Temos aqui um conjunto de desafios muito interessantes e a própria temática – eu acho muito interessante a forma como o Papa colocou o Jubileu, sob a ideia da Peregrinação da Esperança, que é um tema aberto. Não é um tema demasiado católico, é uma abordagem ao Jubileu que toca profundamente duas dimensões: a dimensão da procura do sentido, e isso atravessa todos os homens e mulheres que vivem neste mundo, qual é o sentido da nossa vida, da nossa luta, dos nossos sonhos, da nossa procura de construção do mundo? E depois esta lógica da esperança, onde é que encontramos os motivos, aquilo que nos anima para continuarmos nesta luta e nesta procura?
Claro que o Papa propõe, obviamente, o sentido da esperança cristã e como esta esperança se funda na certeza de um amor de Deus que é fiel e que não engana, que esse amor se manifesta na pessoa de Jesus e que nele se dá uma resposta de um sim definitivo, que é um sim de vida, de sentido, não é o sim da morte, do caos. É um sentido para a nossa própria história pessoal e para a história do mundo, e que isso, no fundo, é uma utopia que anima, obriga a não desistir mesmo sendo realista. Porque ele também diz isso, que a esperança não é uma coisa etérea, é realista, e que associada à esperança vem sempre a paciência.
Uma última pergunta, que tem a ver com duas questões muito rápidas que vou juntar: a primeira é que, efetivamente, este ano celebramos a Páscoa em conjunto e o Papa tem insistido muito na necessidade de se encontrar uma data comum a todas as igrejas para a celebração da Páscoa – seria um gesto notável, pelos 1700 anos de Niceia. Mas, também apontando ao Jubileu, anunciou a criação de uma Comissão dos Novos Mártires, lembrando o que aconteceu em 2000, com o Papa João Paulo II. Estas ‘testemunhas de fé’ não serão apenas da Igreja Católica, mas de todas as confissões cristãs. É um sinal importante que o Papa dá?
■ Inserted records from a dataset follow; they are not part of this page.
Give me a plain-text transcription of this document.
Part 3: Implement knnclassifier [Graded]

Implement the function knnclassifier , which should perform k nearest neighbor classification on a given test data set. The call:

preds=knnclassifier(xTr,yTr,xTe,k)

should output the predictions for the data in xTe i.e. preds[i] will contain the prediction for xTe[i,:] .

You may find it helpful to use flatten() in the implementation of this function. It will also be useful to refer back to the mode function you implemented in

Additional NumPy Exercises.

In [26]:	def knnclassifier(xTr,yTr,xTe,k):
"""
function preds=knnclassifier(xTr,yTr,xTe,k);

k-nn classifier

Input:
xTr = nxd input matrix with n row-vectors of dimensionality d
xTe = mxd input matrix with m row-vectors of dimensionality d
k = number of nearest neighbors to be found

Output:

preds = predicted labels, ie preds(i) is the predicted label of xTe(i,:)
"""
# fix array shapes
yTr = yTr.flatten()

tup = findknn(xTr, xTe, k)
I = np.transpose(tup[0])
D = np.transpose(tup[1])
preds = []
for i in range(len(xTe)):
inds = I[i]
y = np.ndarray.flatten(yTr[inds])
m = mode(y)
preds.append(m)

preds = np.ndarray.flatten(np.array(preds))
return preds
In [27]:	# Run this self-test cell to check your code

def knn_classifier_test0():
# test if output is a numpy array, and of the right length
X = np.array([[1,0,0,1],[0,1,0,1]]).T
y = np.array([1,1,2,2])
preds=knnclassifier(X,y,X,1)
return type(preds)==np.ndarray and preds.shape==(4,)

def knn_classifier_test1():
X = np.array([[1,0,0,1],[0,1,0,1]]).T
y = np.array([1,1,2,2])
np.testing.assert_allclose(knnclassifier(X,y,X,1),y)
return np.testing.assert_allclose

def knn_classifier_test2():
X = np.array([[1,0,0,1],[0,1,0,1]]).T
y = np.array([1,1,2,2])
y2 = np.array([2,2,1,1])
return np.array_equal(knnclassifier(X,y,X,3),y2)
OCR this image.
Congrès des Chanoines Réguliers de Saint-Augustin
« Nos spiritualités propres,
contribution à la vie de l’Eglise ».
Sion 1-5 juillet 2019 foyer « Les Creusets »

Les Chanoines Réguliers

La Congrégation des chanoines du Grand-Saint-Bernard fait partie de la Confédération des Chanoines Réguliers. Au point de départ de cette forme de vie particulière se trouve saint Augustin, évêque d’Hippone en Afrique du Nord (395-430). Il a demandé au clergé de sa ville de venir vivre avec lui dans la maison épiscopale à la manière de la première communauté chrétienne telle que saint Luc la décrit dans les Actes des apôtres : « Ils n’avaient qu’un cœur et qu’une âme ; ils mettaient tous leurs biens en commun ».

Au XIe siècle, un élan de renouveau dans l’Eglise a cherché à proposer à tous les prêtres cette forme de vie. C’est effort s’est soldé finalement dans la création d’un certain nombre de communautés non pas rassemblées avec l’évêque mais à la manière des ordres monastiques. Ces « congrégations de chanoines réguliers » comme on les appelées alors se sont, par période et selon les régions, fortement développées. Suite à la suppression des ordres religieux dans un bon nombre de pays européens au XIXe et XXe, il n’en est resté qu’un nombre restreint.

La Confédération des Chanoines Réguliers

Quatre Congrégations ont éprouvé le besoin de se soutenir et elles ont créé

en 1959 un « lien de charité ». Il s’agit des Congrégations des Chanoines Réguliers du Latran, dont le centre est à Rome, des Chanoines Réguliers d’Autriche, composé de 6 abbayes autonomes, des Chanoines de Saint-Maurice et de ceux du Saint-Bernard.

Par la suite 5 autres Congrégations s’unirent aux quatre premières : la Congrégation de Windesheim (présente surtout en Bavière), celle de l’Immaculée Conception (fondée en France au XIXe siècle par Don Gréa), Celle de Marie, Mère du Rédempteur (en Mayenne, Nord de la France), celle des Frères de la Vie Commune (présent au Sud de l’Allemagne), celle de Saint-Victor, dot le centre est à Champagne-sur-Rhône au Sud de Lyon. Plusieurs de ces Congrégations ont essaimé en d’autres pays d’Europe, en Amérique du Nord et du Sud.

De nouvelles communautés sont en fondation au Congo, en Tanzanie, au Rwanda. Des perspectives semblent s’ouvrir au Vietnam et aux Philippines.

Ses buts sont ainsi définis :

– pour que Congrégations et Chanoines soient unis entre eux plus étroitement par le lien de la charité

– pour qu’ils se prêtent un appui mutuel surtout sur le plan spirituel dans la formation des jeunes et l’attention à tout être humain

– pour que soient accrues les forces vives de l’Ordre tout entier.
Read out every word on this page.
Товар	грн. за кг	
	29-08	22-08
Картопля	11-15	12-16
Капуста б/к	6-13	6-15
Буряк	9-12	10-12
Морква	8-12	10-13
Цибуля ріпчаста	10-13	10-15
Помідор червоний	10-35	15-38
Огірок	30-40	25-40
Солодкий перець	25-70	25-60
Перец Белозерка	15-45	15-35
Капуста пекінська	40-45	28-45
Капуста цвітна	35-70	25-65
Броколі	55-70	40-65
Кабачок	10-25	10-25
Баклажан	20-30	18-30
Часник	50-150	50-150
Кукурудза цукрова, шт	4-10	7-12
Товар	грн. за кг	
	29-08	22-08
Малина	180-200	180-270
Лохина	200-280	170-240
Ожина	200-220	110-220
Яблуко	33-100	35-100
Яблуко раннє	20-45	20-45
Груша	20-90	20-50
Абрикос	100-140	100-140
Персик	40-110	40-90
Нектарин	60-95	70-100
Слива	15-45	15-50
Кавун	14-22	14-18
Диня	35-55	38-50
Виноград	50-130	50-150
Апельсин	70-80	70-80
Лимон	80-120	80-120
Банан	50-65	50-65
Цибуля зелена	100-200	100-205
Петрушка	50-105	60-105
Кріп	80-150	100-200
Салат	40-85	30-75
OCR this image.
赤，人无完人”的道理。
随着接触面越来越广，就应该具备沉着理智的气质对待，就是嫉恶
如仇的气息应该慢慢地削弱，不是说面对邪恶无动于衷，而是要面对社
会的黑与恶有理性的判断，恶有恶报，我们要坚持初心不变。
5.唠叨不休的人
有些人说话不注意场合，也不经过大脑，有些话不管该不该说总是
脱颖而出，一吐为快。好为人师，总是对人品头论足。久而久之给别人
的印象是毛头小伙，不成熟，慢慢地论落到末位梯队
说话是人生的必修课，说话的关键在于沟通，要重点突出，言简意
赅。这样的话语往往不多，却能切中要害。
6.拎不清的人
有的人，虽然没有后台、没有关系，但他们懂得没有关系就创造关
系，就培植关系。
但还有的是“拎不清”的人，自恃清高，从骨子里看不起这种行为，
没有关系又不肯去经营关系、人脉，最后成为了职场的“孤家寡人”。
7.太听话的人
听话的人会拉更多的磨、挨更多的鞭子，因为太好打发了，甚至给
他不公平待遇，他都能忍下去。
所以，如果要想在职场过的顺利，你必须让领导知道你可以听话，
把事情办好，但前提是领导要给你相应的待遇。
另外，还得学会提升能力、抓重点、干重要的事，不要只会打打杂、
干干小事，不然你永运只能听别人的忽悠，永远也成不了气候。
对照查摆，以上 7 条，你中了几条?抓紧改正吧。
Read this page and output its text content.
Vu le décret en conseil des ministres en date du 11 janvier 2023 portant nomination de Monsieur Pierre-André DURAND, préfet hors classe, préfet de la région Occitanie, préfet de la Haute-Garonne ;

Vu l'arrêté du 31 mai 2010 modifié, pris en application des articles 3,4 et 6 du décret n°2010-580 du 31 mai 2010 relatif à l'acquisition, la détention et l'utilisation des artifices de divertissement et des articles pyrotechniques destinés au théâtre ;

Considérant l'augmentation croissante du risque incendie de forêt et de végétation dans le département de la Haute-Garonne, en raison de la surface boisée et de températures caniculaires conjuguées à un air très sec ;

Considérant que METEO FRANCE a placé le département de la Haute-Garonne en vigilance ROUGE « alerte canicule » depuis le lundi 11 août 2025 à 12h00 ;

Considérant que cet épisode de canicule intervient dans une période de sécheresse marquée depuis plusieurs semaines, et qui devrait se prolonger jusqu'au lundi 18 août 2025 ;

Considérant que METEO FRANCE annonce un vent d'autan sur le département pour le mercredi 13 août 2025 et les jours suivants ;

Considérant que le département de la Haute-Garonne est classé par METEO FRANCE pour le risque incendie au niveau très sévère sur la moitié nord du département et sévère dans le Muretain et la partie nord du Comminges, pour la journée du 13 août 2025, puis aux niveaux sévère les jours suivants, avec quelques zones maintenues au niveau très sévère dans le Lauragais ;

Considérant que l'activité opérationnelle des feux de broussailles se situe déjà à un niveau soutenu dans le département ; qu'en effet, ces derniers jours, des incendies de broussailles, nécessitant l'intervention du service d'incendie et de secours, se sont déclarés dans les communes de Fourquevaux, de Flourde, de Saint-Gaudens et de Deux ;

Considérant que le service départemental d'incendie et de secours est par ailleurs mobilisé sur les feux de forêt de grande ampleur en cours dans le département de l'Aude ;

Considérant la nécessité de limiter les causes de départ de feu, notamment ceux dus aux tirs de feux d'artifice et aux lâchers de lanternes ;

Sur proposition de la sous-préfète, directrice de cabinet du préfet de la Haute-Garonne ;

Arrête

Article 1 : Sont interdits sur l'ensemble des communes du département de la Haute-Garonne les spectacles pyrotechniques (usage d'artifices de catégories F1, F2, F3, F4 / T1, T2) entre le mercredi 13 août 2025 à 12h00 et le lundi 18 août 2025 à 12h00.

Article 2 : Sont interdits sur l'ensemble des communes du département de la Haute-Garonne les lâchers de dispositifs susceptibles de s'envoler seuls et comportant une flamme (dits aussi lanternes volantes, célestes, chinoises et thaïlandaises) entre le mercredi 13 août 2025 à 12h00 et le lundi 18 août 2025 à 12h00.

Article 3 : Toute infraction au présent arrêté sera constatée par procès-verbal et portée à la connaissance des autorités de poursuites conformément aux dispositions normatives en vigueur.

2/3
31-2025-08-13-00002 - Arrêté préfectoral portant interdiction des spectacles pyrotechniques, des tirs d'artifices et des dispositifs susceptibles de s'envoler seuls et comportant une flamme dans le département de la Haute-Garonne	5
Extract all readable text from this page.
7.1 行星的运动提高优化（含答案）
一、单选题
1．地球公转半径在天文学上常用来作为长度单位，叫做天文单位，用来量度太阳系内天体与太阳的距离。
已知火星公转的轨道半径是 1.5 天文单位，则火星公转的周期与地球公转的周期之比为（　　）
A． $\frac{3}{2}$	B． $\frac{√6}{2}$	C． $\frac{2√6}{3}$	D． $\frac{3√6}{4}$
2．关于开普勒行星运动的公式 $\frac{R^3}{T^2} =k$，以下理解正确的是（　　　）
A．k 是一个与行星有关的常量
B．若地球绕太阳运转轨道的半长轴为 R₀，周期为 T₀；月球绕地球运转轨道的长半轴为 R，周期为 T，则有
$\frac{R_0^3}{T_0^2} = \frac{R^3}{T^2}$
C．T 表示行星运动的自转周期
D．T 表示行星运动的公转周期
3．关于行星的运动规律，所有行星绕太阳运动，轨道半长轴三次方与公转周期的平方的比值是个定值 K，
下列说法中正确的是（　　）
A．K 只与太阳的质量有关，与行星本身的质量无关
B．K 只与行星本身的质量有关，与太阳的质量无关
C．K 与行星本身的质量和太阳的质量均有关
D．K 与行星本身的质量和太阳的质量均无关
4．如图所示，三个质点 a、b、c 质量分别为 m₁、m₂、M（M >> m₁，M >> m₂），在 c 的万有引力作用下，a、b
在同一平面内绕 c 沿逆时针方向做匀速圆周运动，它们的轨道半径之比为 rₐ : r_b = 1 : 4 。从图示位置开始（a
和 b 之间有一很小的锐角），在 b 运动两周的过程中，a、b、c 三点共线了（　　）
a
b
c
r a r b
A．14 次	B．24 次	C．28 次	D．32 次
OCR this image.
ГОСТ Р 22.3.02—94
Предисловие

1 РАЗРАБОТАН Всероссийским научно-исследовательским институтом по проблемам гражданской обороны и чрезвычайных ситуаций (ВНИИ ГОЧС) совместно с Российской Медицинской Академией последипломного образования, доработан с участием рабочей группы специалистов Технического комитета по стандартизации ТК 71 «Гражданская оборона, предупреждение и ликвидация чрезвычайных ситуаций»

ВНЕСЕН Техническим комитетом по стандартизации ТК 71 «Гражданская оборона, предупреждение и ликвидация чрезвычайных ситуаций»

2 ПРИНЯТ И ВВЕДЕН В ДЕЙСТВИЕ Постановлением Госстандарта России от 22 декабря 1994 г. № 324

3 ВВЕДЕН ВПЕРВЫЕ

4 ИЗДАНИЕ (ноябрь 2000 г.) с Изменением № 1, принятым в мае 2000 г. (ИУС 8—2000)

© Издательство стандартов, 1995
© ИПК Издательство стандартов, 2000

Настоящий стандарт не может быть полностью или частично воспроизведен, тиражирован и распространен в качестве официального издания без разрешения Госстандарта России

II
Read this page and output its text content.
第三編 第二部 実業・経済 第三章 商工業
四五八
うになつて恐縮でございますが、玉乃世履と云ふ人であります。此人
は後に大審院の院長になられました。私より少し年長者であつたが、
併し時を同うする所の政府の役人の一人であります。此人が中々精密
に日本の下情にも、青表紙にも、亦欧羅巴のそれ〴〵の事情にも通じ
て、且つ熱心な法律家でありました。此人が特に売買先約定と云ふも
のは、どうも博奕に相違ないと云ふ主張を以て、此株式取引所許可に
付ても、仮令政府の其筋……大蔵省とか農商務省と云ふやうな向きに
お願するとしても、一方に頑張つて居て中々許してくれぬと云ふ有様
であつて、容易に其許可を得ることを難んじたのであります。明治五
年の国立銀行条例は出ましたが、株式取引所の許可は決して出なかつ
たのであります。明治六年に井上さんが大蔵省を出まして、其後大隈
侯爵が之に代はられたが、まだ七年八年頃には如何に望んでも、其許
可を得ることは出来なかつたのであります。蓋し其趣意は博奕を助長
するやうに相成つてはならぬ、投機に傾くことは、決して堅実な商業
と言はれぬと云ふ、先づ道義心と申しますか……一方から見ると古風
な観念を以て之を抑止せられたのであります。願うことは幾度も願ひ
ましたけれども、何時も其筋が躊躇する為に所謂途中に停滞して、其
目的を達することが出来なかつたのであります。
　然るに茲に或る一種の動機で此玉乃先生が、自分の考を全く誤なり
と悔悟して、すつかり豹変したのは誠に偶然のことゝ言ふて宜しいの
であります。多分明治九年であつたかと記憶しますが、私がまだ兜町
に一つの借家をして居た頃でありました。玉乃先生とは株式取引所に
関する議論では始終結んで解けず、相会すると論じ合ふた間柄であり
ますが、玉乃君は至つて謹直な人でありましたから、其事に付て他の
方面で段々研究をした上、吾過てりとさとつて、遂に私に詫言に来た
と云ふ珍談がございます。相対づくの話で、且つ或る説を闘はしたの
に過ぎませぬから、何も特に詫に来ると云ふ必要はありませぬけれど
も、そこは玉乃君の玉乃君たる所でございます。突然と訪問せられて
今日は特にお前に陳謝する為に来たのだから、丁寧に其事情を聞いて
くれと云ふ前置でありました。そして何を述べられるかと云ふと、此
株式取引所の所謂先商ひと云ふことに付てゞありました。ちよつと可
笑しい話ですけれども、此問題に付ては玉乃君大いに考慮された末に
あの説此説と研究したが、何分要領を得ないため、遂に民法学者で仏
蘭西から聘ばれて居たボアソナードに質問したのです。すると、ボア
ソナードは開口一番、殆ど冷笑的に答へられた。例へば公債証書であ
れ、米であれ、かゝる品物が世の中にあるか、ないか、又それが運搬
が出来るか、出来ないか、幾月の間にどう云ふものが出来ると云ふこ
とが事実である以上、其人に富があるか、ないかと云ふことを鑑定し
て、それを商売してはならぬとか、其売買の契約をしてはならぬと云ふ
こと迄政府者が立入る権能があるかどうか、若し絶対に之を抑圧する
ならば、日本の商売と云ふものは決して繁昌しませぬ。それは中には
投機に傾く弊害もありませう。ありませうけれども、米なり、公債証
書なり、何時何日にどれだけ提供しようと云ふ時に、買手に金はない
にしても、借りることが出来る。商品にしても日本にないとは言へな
Sem dúvida. O facto de ele ter já incluído no calendário católico outros Santos que vêm da Igreja Ortodoxa, é muito significativo desse facto. A ideia de que a Santidade não é um património exclusivo dos católicos. Aliás, a Escritura já dizia que o Espírito sopra onde quer, portanto, acho que temos de alargar o coração nesta perspetiva.
É evidente que a canonização sempre teve uma ideia de sancionamento de uma determinada forma…
Mas, aqui, estamos a falar de mártires, acho que é bastante evidente.
Sim, sim! Aqui é um alargar, de facto, do coração nesta perspetiva. Aliás, ele volta a falar nisso, a importância da comemoração dessa memória, deste martírio de sangue, deste testemunho, que já tinha estado muito presente no Jubileu do ano 2000 – o Papa João Paulo II tinha criado precisamente esta comissão, presidida pelo Andrea Riccardi, para estudar a questão dos mártires do século XX. Lembro-me que quando participei no ano 2000, como isto marcou muitas celebrações e muitos espaços no decurso do Jubileu vivido em Roma nesse ano, e como permaneceu, porque há espaços concretos em Roma que recordam os mártires do século XX, como esta história de martírio e de testemunho com a vida permanece, e como ela é transversal e ultrapassa – sempre ultrapassou – estas barreiras confessionais. São barreiras que nós criámos, o Espírito passa-as bem e vai criando sinais de que elas são perfeitamente fictícias e que são mais impeditivas do que criadoras seja do que fôr.